The current account has now deteriorated to levels often believed to be unsustainable without counteracting responses
The most recent United Kingdom current account deficit figures have attracted relatively little comment. This is somewhat surprising, since at 6 per cent of GDP the deficit is the joint highest since the Office for National Statistics records began in 1955!
It is widely held that a country’s current account enters the danger zone for sustainability at around 5 per cent of GDP. Indeed, the 5 per cent limit is often taken as an early warning indicator for crises in emerging economies. There are of course fundamental differences between the UK economy and emerging economies and the UK certainly isn’t facing an imminent currency crisis. Nevertheless, in several ways these figures raise serious questions over the UK’s economic prospects.
This record deficit has occurred at a time when economic activity remains subdued and consensus estimates point to a significant output gap. In the past large current account deficits have typically been associated with overheating in the economy – the only previous occasion when the UK had a comparable deficit was in the late 1980s at the height of the Lawson boom. This suggests that continued economic recovery is likely to lead to an even larger deficit.
The Coalition government has explicitly aimed to rebalance the UK economy away from reliance on private consumer expenditure and towards a stronger trade performance in manufacturing and knowledge-intensive services. However, the current account figures and forecasts are not encouraging here. The UK’s current position should be seen in the context of a loss in its market share of export goods from the late 1990s; this trend has been particularly marked from 2013 onwards, with the relative appreciation of sterling. The Office of Budget Responsibility (OBR) has accordingly revised down its forecasts for export growth and foresees a continued loss of world market share, albeit at a slower rate.
The OBR also still expects to see an improvement in the trade balance over the next five years, largely as a counterpart to the projected fall in the budget deficit (rather than rebalancing the UK economy, consumer expenditure is predicted to grow and household borrowing is predicted to rise further). The mechanisms to achieve this remain questionable, with the OBR assuming that improving productivity will boost UK exports. Yet the UK’s productivity performance remains weak. There is little prospect of favourable exchange rate movements: the euro has weakened and quantitative easing by the European Central Bank is presumably designed to depreciate the euro further.

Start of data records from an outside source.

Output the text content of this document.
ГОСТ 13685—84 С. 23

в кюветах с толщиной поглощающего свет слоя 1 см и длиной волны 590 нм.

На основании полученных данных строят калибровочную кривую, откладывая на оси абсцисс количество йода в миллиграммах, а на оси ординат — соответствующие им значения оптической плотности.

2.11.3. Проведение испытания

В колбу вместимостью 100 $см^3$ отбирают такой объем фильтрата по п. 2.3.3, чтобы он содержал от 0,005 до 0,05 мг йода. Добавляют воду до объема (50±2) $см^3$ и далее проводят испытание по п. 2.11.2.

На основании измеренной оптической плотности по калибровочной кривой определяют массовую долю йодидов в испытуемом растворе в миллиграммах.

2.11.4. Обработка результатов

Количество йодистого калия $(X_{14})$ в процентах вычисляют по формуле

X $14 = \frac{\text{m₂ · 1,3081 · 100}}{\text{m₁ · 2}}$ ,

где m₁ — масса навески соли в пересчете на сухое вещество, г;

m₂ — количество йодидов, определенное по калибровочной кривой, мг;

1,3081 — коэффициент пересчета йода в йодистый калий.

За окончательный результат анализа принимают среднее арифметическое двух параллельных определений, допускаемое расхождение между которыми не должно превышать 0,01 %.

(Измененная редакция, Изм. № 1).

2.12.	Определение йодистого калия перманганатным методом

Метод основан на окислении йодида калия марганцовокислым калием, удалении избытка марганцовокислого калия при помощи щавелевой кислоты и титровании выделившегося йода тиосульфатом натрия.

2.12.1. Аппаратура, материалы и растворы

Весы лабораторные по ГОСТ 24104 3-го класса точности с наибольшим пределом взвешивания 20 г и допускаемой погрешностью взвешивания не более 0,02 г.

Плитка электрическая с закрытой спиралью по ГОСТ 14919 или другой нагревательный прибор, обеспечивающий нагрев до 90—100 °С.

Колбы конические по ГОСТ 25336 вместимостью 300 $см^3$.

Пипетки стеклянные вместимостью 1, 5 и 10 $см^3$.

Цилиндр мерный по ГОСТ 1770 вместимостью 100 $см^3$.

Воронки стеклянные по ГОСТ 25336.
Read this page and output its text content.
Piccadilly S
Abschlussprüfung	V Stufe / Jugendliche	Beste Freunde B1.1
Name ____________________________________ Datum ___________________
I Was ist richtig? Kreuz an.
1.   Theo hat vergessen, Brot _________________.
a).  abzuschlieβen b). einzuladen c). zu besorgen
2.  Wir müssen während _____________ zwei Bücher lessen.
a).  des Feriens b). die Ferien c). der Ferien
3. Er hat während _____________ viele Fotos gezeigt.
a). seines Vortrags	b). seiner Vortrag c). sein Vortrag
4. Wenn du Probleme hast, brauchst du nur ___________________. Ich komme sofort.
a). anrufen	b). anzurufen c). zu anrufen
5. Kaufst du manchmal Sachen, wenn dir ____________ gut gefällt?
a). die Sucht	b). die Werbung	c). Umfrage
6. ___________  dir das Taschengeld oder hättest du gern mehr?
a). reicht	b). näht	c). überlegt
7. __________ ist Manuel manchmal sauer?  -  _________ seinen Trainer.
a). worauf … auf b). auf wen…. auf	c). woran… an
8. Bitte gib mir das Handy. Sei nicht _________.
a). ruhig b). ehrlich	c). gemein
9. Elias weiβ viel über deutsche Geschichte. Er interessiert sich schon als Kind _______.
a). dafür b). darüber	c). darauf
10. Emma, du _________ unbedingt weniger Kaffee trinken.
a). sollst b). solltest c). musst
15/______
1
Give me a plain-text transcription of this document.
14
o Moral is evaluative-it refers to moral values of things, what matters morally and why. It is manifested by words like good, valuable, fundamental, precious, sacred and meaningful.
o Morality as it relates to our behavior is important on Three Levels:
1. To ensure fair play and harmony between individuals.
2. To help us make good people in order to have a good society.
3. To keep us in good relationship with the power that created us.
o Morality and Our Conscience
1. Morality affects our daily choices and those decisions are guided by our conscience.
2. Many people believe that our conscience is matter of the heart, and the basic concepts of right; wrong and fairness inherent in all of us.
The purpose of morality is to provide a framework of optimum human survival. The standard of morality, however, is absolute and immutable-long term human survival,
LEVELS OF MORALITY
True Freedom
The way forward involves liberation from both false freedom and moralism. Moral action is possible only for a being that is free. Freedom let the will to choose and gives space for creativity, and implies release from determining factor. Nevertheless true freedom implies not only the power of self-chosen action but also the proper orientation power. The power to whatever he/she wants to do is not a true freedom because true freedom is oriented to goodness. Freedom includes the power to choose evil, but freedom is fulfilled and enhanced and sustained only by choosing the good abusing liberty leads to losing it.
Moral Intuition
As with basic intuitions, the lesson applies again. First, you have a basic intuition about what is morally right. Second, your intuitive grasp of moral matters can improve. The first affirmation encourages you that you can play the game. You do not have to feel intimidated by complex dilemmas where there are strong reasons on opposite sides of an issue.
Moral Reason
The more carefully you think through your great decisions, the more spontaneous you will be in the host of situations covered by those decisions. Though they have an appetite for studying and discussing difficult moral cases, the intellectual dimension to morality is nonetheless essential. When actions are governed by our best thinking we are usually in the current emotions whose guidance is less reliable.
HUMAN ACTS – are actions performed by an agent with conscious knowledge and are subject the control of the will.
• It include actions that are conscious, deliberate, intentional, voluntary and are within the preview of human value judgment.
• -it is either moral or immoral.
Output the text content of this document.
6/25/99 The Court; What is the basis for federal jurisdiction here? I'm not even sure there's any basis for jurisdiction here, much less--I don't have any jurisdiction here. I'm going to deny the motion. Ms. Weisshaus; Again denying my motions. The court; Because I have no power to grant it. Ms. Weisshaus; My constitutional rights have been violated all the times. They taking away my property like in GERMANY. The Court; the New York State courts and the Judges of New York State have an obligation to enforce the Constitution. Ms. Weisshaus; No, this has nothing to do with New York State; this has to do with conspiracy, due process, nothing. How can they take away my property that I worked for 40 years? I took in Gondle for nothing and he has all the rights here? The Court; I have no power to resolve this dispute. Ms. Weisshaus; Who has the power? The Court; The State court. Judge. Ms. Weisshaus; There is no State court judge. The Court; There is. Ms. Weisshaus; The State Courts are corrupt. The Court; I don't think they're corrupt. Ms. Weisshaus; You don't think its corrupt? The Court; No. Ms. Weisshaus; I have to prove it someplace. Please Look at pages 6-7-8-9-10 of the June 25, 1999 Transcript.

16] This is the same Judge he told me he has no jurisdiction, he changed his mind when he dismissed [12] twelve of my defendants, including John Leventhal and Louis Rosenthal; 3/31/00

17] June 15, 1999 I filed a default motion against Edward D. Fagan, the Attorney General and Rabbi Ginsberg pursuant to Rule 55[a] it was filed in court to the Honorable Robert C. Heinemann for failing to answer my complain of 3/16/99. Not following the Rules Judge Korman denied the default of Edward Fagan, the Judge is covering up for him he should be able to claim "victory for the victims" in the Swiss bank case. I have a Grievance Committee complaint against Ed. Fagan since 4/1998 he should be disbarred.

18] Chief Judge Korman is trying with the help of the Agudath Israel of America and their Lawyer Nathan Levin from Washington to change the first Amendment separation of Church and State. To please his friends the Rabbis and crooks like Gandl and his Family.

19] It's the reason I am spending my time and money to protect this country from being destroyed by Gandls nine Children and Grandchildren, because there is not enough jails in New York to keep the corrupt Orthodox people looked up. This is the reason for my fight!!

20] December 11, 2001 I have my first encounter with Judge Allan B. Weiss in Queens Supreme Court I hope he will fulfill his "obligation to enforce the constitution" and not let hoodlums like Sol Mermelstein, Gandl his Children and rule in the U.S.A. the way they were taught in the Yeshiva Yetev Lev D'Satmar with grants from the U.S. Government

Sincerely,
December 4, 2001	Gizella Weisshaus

Moreover, as SPERI research has showed, falls in sterling earlier in the 2010s only led to limited improvements in export performance as many companies used a lower pound to raise their margins rather than expand overseas sales.
The balance on services imports remains strong, although not sufficient to offset the deficits on trade in goods; nevertheless, the UK has the strongest services trade positon of any major economy. It should be borne in mind, though, that this also reflects very low imports of services. Whether services exports can expand further to compensate for any worsening in the manufactures balance remains unclear and will partly depend on international agreements on services trade. The position of the City of London faces competitive challenges and the development of UK government policy may help, but will more probably hinder, the country’s strong position in higher education.
There is a further interesting development with the UK current account in the form of a marked deterioration in the primary income balance since the start of the financial crisis. This is defined as the difference between income earned by UK residents from investment abroad and income earned by non-residents on their UK investments. In the late 1990s and 2000s before the crisis, although the UK’s net international investment position was negative (foreign ownership of UK assets exceeded UK ownership of assets overseas, the inevitable result of persistent current account deficits), the primary balance had been positive. UK assets overseas received at that time a higher rate of return than foreign asset holders received on their investments in the UK. Much of this reflected relatively high rates of return on UK direct investment (investment by UK-based multinational companies), but latterly rates of return on UK companies’ overseas investments have weakened.
There was something of a rentier economy element here, deficits elsewhere on the current account being offset by strong overseas investment earnings. These rates of return are volatile and not well understood; the United States has, for example, long enjoyed a similar rate of return differential on overseas assets, but the UK’s advantage here may be receding.
The broad point is, however, that the UK’s current account has now deteriorated to levels often believed to be unsustainable without counteracting responses. Furthermore, whereas during the various post-war ‘stop-go’ economic cycles balance of payments problems emerged during periods of expansion, unprecedented deficits have now emerged whilst there still remains substantial slack in the economy. There is little immediate prospect of a fall in sterling, let alone one of the magnitude that might be required to restore balance. Further deflation to reduce demand for imports also appears unpalatable.
The post-war trend of a deteriorating manufacturing balance being only partially offset by a strong services trade performance has continued and the prospect of services exports growing sufficiently to compensate is uncertain, to say the least. A rebalancing of the UK economy would require a far more thorough-going industrial policy than has been attempted by successive post-war British governments, including of course the present office-holders of the Coalition.
Can we expect anything different from their successors, whoever they turn out to be?